1. Check for missing data and remove observations.
2. Explore the data and the relationships between variables using boxplots and histograms.
3. Check for colinearity using a correlation.
4. Check for normal distribution using qqplots.
5. Try to model the association between admittance and high school prestige using statsmodel and sklearn.

> ## Question 5. Results
> Write up your results.

Answer: If we hold GPA and GRE constant, it can be seen that there is a relationship between admittance and high school prestige. As expected, students from prestige 1 schools are more likely to be admitted into UCLA. Using sklearn to model the relationship, it can be seen that a prestige 1 student has a 71% probability of being admitted. The probabilities decrease to 57%, 41%, and 34% for students from prestige 2, 3, and 4 high schools respectively. Using statsmodel, these results are similar yielding results of 73%, 58%, 42%, and 37% for high school prestige 1, 2, 3, 4 respectively.

> ## Question 6. Visuals
> Provide a table or visualization of these results.

Answer:

High School Prestige | Probability of Admittance | GPA | GRE
---|---|---|---
`1` | 71% | 4.0 | 800
`2` | 57% | 4.0 | 800
`3` | 41% | 4.0 | 800
`4` | 34% | 4.0 | 800

In [5]:
prestige_df = pd.get_dummies(df.prestige, prefix = 'prestige')

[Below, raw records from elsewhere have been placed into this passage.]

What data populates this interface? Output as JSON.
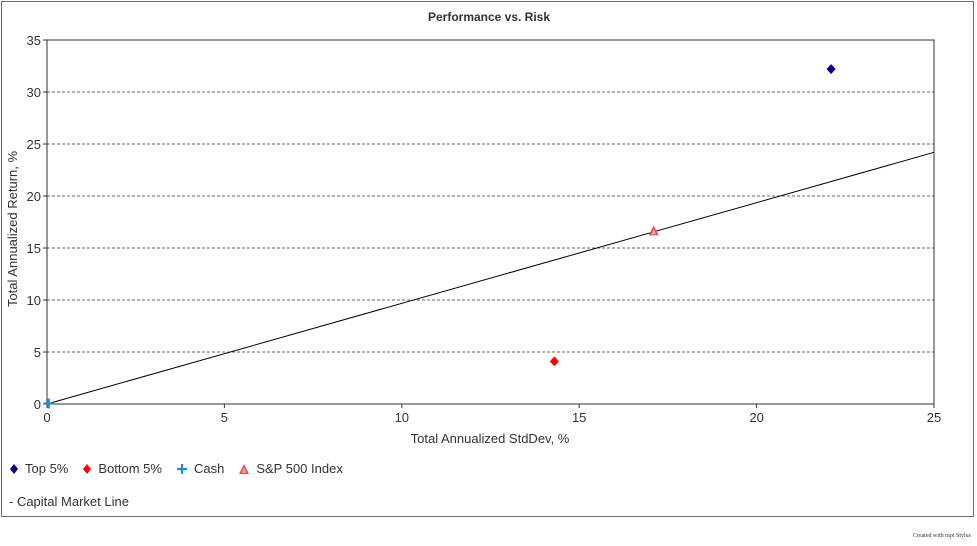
{
  "chart_data": {
    "type": "scatter",
    "title": "Performance vs. Risk",
    "xlabel": "Total Annualized StdDev, %",
    "ylabel": "Total Annualized Return, %",
    "xlim": [
      0,
      25
    ],
    "ylim": [
      0,
      35
    ],
    "x_ticks": [
      0,
      5,
      10,
      15,
      20,
      25
    ],
    "y_ticks": [
      0,
      5,
      10,
      15,
      20,
      25,
      30,
      35
    ],
    "grid": "horizontal dashed",
    "legend_position": "bottom-left",
    "series": [
      {
        "name": "Top 5%",
        "marker": "diamond",
        "color": "#000080",
        "x": [
          22.1
        ],
        "y": [
          32.2
        ]
      },
      {
        "name": "Bottom 5%",
        "marker": "diamond",
        "color": "#ff0000",
        "x": [
          14.3
        ],
        "y": [
          4.1
        ]
      },
      {
        "name": "Cash",
        "marker": "plus",
        "color": "#1e90c8",
        "x": [
          0.05
        ],
        "y": [
          0.05
        ]
      },
      {
        "name": "S&P 500 Index",
        "marker": "triangle",
        "color": "#e05050",
        "x": [
          17.1
        ],
        "y": [
          16.6
        ]
      }
    ],
    "lines": [
      {
        "name": "Capital Market Line",
        "color": "#000000",
        "x": [
          0,
          25
        ],
        "y": [
          0,
          24.2
        ]
      }
    ]
  },
  "legend": {
    "items": [
      "Top 5%",
      "Bottom 5%",
      "Cash",
      "S&P 500 Index"
    ],
    "line_item": "- Capital Market Line"
  },
  "credit": "Created with mpi Stylus"
}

prestige_df.rename(columns = {'prestige_1.0': 'prestige_1',
                              'prestige_2.0': 'prestige_2',
                              'prestige_3.0': 'prestige_3',
                              'prestige_4.0': 'prestige_4'}, inplace = True)

df = df[ ['admit', 'gre', 'gpa'] ].join(prestige_df)

X = df[ ['gre', 'gpa', 'prestige_2', 'prestige_3', 'prestige_4'] ]
y = df.admit

predict_X = pd.DataFrame({'intercept': [1, 1, 1, 1],
    'gre': [800, 800, 800, 800],
    'gpa': [4, 4, 4, 4],
    'prestige_2': [0, 1, 0, 0],
    'prestige_3': [0, 0, 1, 0],
    'prestige_4': [0, 0, 0, 1]})

model = linear_model.LogisticRegression(C = 10 ** 2).fit(X, y)
predict_X
predict_X.drop('intercept', axis = 1, inplace = True)
model.predict_proba(predict_X[ ['gre', 'gpa', 'prestige_2', 'prestige_3', 'prestige_4'] ])

array([[ 0.28814605,  0.71185395],
       [ 0.43153702,  0.56846298],
       [ 0.58608936,  0.41391064],
       [ 0.66024514,  0.33975486]])

> ## Question 7.  Discussion
> Write up your discussion and future steps.

Answer: Using the UCLA dataset, it is evident that students that graduate from more prestigious undergraduate programs are more likely to get into UCLA. Some interesting future data explorations would be to consider how these probabilties change as a student's GRE and GPA scores decrease.